Caring for everything from Jared’s seizures, to his breathing, to his metabolism, to his irregular sleep patterns, to all of his daily care can still be physically, mentally and emotionally exhausting. I had to learn to build and navigate a team of outsiders who came into our lives because of Jared’s needs, often teaching our team of doctors, therapists, case managers, respite providers and teachers about Jared’s care and diagnosis. Building trusting relationships with outsiders is not easy, but it is crucial. I once sat down to write down the names of those who had touched our lives because of our son. I filled up a page of paper and knew there were so many more that I could not remember. It is so rewarding to have a team of people who treat Jared with dignity who see him as the beautiful person he is and not a diagnosis.
Over time, I learned that caregiving also means caring for yourself.

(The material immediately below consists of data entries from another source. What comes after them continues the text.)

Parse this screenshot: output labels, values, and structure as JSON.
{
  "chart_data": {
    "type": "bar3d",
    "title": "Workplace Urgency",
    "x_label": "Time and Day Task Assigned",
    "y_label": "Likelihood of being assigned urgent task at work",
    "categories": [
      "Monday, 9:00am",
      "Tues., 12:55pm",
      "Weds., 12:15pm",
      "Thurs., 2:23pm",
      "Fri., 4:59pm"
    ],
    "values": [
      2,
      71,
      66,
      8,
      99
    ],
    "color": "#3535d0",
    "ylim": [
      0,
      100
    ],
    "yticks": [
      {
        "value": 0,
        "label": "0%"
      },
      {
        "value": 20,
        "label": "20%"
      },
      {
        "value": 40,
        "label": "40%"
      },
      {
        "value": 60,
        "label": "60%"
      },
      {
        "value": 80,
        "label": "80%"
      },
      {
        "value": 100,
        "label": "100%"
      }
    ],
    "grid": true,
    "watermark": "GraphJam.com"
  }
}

Taking a break sometimes means that I can be a better caregiver. Understanding that has been a long time in coming, but so rewarding!
I learned this from mothers who are further down their journey and to this day I still seek out their guidance, just as other mothers now seek out mine. In my work I serve parents in an early intervention program helping other mothers as they become caregivers; preparing them for the work, heartache, and abundant blessings that they will encounter on their journeys. When a mother tells me that she knows she can do it because I have done it…there are no words to describe how rewarding that is.
Very simply, the blessings come with the feeling of accomplishment no matter how small, a heartfelt kiss from my son; hearing his laughter and the absolute joy he brings to our family. Even covering him up in the middle of the night or kissing his hands as he sleeps is rewarding beyond measure. Caregiving always keeps your feet on the ground, understanding what is important and what is not. Our family possesses a strength that others know nothing about, and the compassion instilled in my other sons is unparalleled. My younger son once told me, “Jared has taught me more than anyone else and he has done it all without saying a word.” And yes, having Jared healthy and happy and is the greatest reward.
Any caregiver can express what it involves, what to expect, and how to keep yourself going. But the rewards? Those are for those who embrace caregiving with all of its challenges and all of its blessings.